P073 Eosinophil depletion partially protects from colonic inflammation, but increases colonic collagen deposition in a DSS colitis model
Jacobs, I.(1);Deleu, S.(2);Cremer, J.(1,2);Guedelha Sabino, J.(2,3);Ferrante, M.(2,3);Vermeire, S.(2,3);Breynaert, C.(1,4);Verstockt, B.(2,3);Vanuytsel, T.(2,3);
(1)KU Leuven, Microbiology- Immunology and transplantation, Leuven, Belgium;(2)KU Leuven, Chronic diseases and metabolism, Leuven, Belgium;(3)University Hostpitals Leuven, Gastroenterology and Hepatology, Leuven, Belgium;(4)University Hostpitals Leuven, General Internal Medicine, Leuven, Belgium;
The role of eosinophils in intestinal inflammation and fibrosis in inflammatory bowel disease (IBD) is largely unknown. Therefore, we assessed the functional role of eosinophils in a chronic murine model of colitis and associated fibrosis via anti-CCR3 mediated eosinophil depletion.
6-8-week-old C57BL/6 RAG-/- mice received three cycles of dextran sodium sulphate (DSS) (1.75% - 2.25% - 2.25%) each interspersed with 14 days of recovery. Twice weekly, anti-CCR3 antibody (n=8), isotype (n=8) or saline injections (n=8) were given intraperitoneally. At the same timepoints, the disease activity index (DAI; mouse weight, stool consistency and presence of blood) was determined. At sacrifice, colonic damage was scored macroscopically (presence of hyperaemia, adhesions and length and degree of colon affected by inflammation). Colonic single cells were isolated and stained for flow cytometry, where eosinophils were characterized as CD45+ CD11b+ Siglec-F+ CD117- cells. Intestinal fibrosis was scored via colon weight/length, collagen deposition (using a colorimetric hydroxyproline assay) and COL1A1 expression by PCR.

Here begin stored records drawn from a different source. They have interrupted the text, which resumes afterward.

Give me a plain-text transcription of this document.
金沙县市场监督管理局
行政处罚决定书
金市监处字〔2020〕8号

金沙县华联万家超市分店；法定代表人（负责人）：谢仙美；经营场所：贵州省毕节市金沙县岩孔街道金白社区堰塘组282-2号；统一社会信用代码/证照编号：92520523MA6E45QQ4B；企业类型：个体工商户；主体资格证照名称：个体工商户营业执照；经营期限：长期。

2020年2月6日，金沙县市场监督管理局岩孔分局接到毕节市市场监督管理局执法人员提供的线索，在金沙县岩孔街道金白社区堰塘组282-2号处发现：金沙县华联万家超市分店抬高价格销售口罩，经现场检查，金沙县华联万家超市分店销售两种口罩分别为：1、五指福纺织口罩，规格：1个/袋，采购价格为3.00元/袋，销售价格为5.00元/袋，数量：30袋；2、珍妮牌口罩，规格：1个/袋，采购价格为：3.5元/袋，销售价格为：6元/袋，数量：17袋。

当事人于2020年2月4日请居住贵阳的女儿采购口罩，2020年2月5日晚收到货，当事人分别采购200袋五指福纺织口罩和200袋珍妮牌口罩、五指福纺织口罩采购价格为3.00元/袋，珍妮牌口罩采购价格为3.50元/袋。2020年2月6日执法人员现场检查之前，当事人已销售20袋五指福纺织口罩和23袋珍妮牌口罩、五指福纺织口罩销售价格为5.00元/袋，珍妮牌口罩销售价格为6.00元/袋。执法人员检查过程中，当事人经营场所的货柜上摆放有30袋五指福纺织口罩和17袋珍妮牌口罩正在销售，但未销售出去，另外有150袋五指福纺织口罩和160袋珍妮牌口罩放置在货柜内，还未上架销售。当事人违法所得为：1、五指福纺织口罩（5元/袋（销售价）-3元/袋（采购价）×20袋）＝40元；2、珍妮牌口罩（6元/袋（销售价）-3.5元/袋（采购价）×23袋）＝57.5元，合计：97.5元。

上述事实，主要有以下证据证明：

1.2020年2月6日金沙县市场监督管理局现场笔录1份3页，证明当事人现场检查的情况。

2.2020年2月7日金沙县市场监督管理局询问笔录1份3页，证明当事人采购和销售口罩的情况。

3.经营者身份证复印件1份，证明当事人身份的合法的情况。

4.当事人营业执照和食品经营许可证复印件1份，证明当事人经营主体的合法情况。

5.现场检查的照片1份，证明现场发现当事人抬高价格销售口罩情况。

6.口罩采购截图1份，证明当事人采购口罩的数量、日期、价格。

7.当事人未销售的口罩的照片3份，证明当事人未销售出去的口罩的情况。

Anti-CCR3 mediated eosinophil depletion resulted in decreased disease activity compared to the other DSS treated groups injected with saline or isotype, determined by the area under the curve of the DAI (74.6±18.4 vs. 127.5±42.9 and 136.9±33.6, p=0.01 and p=0.0008 respectively) (figure 1). The macroscopic damage score also suggested eosinophil depleted mice to be partially protected from colonic inflammation compared to the saline and isotype injected mice that received DSS (1.1±1.0 vs. 2.1±1.2 and 3.0±0.7, p=0.09 and p=0.001 respectively) (figure 1). Colon weight/length and hydroxyproline assay showed a trend towards increased fibrosis in the anti-CCR3 injected group compared to saline (p=0.03 and 0.07, respectively) but not isotype (p=0.3 and 0.1, respectively) injected groups (figure 2). However, COL1A1 expression levels were significantly increased in the eosinophil depleted mice compared to the saline and isotype injected mice receiving DSS (43.2±11.4 vs. 23.3±8.7 and 30.1±11.0, p=0.002 and 0.04 respectively) (figure 2), indicating increased collagen deposition.
Eosinophil depletion via intraperitoneal anti-CCR3 injections resulted in partial protection against colonic inflammation, but was associated with increased collagen production. Caution is therefore needed when designing therapeutic interventions targeting eosinophils.